Following the destruction of the twin towers and the death of his estranged father, high school senior Ben Moor begins to reject his childhood obsessions—comic books, running and dreams of his own super-heroism—but as he attempts to abandon his past, he finds himself haunted by visions of a villainous alter ego.

41: Inside the Presidency of George H.W. Bush
edited by Michael Nelson & Barbara A. Perry (Faculty)

George H.W. Bush’s presidency encompassed the fall of the Berlin Wall, the dissolution of the Soviet Union, the invasion of Panama, the Persian Gulf War and the confirmation hearings for Clarence Thomas and John Tower. This book draws on interviews with senior White House and Cabinet officials to provide a multidimensional portrait of the first President Bush and his administration.

Precious Cargo: How Foods From the Americas Changed the World
by Dave DeWitt (Col ’66)

DeWitt tells the story of how Western Hemisphere foods conquered the globe and saved it from mass starvation. Focusing heavily on American foods—specifically crops and turkey—this book describes how these foreign, and often suspect, items were transported around the world and transformed cuisines.

Seeing Flowers
by Robert Llewellyn (Engr ’69) & Teri Dunn Chace

Using a unique photography process, Llewellyn shows details of flowers that few have ever seen: the architecture of stamens and pistils; the subtle shadings of a petal; the secret recesses of nectar tubes.

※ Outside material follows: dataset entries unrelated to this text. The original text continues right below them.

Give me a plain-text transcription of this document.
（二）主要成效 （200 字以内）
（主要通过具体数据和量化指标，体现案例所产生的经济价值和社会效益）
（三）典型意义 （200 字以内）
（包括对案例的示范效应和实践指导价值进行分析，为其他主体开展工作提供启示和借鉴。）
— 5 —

by Stacy A. Nyikos (Grad ’00)

This book for young children tells the story of  Toby, a newborn turtle, and his journey from a sandy nest to the ocean. Along the way he encounters pelicans, crabs, crocodiles and slides down jumbo sand dunes.

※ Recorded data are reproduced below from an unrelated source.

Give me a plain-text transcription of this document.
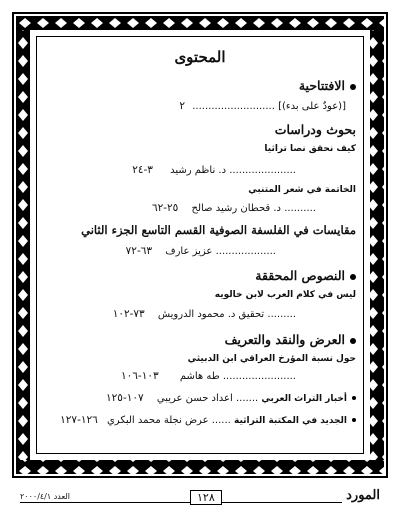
المحتوى
الافتتاحية
[(عودٌ على بدء)] .......................... ٢
بحوث ودراسات
كيف نحقق نصا تراثيا
..................... د. ناظم رشيد ٣-٢٤
الخاتمة في شعر المتنبي
.......... د. قحطان رشيد صالح ٢٥-٦٢
مقايسات في الفلسفة الصوفية القسم التاسع الجزء الثاني
................... عزيز عارف ٦٣-٧٢
النصوص المحققة
ليس في كلام العرب لابن خالويه
......... تحقيق د. محمود الدرويش ٧٣-١٠٢
العرض والنقد والتعريف
حول نسبة المؤرخ العراقي ابن الدبيثي
....................... طه هاشم ١٠٣-١٠٦
أخبار التراث العربي ....... اعداد حسن عريبي ١٠٧-١٢٥
الجديد في المكتبة التراثية ...... عرض نجلة محمد البكري ١٢٦-١٢٧
العدد ٢٠٠٠/٤/١	١٢٨	المورد
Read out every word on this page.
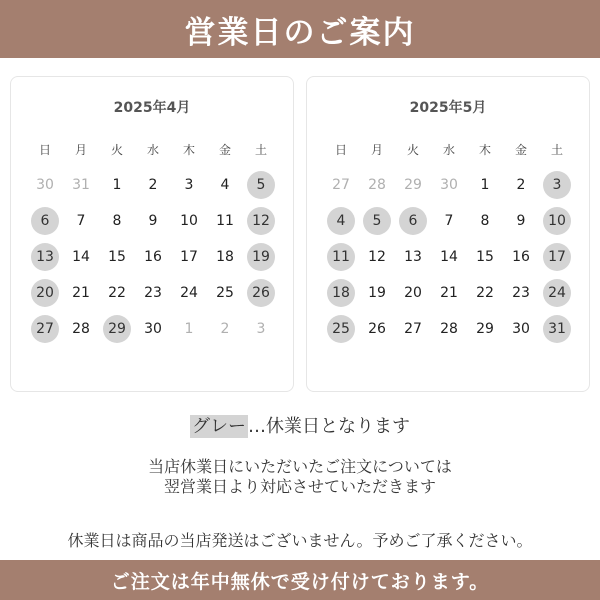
営業日のご案内
2025年4月
日	月	火	水	木	金	土
30	31	1	2	3	4	5
6	7	8	9	10	11	12
13	14	15	16	17	18	19
20	21	22	23	24	25	26
27	28	29	30	1	2	3
2025年5月
日	月	火	水	木	金	土
27	28	29	30	1	2	3
4	5	6	7	8	9	10
11	12	13	14	15	16	17
18	19	20	21	22	23	24
25	26	27	28	29	30	31
グレー …休業日となります
当店休業日にいただいたご注文については
翌営業日より対応させていただきます
休業日は商品の当店発送はございません。予めご了承ください。
ご注文は年中無休で受け付けております。
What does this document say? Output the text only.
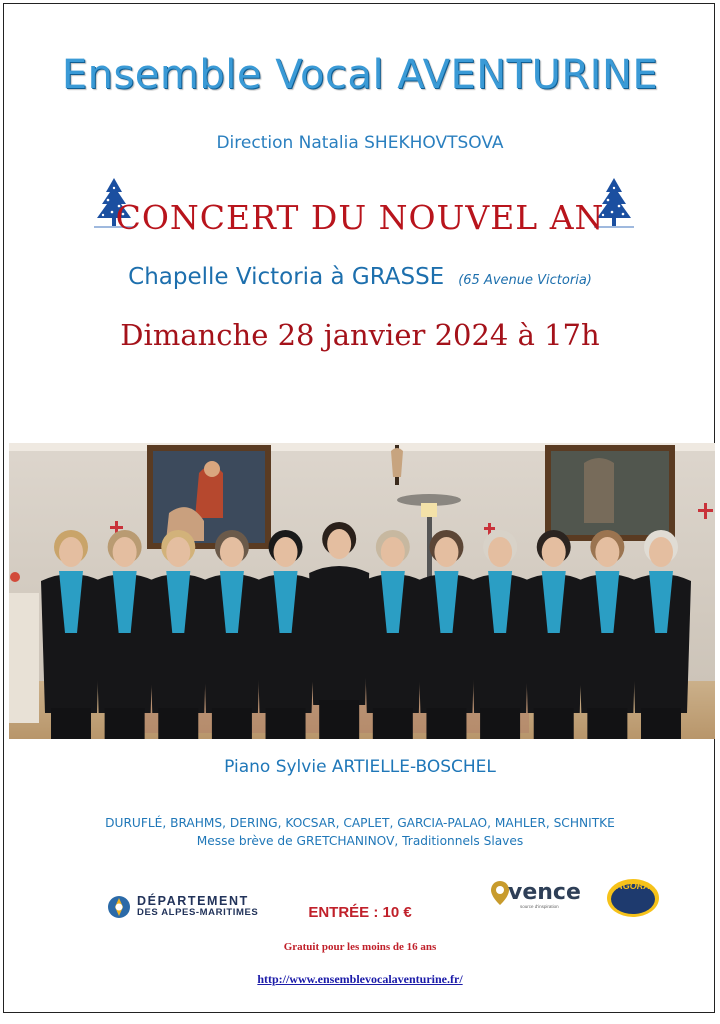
Ensemble Vocal AVENTURINE
Direction Natalia SHEKHOVTSOVA
CONCERT DU NOUVEL AN
Chapelle Victoria à GRASSE (65 Avenue Victoria)
Dimanche 28 janvier 2024 à 17h
Piano Sylvie ARTIELLE-BOSCHEL
DURUFLÉ, BRAHMS, DERING, KOCSAR, CAPLET, GARCIA-PALAO, MAHLER, SCHNITKE
Messe brève de GRETCHANINOV, Traditionnels Slaves
DÉPARTEMENT
DES ALPES-MARITIMES	ENTRÉE : 10 €
vence
source d'inspiration
AGORA
Gratuit pour les moins de 16 ans
http://www.ensemblevocalaventurine.fr/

by J. Roy Vorhauer (Educ ’67, ’77)

This first novel by Vorhauer, who worked for decades as a teacher and principal, trying throughout his career to improve race relations in Virginia schools, tells the story of Jack and Tamara, an interracial couple in 1958, soon separated by their families. In the 1970s, Jack’s and Tamara’s jobs bring them together to confront the very thing that drove them apart: racial intolerance.

The Jewish Daughter Diaries: True Stories of Being Loved Too Much by Our Moms
edited by Rachel Ament (Educ ’11)

This collection of 28 essays is a tribute to motherhood and daughterhood, exploring complex, colorful and (at times) claustrophobic relationships. The book features an original story by Blossom and Big Bang Theory star Mayim Bialik.

Faraday, Maxwell, and the Electromagnetic Field: How Two Men Revolutionized Physics
by Nancy Forbes (Col ’74) & Basil Mahon

In 1831 Michael Faraday and James Clerk Maxwell, two scientists separated in age by 40 years, discovered the existence of the electromagnetic field and devised a radically new theory that overturned the strictly mechanical view of the world that had prevailed since Newton’s time. The authors create a narrative that interweaves biographical detail from each man’s life with clear explanations of their scientific accomplishments.

No Better Time: The Brief, Remarkable Life of Danny Lewin, the Genius Who Transformed the Internet
by Molly Knight Raskin (Col ’97)

Raskin tells the story of Danny Lewin, a mathematical genius who created a set of algorithms to foster a faster Internet. On Sept. 11, 2001, organizations including the Red Cross, the FBI and national news organizations relied on the Internet when phone systems failed. Sadly, Lewin didn’t see the success of his vision—he was fatally stabbed on American Airlines Flight 11 when he tried to overcome the terrorists onboard.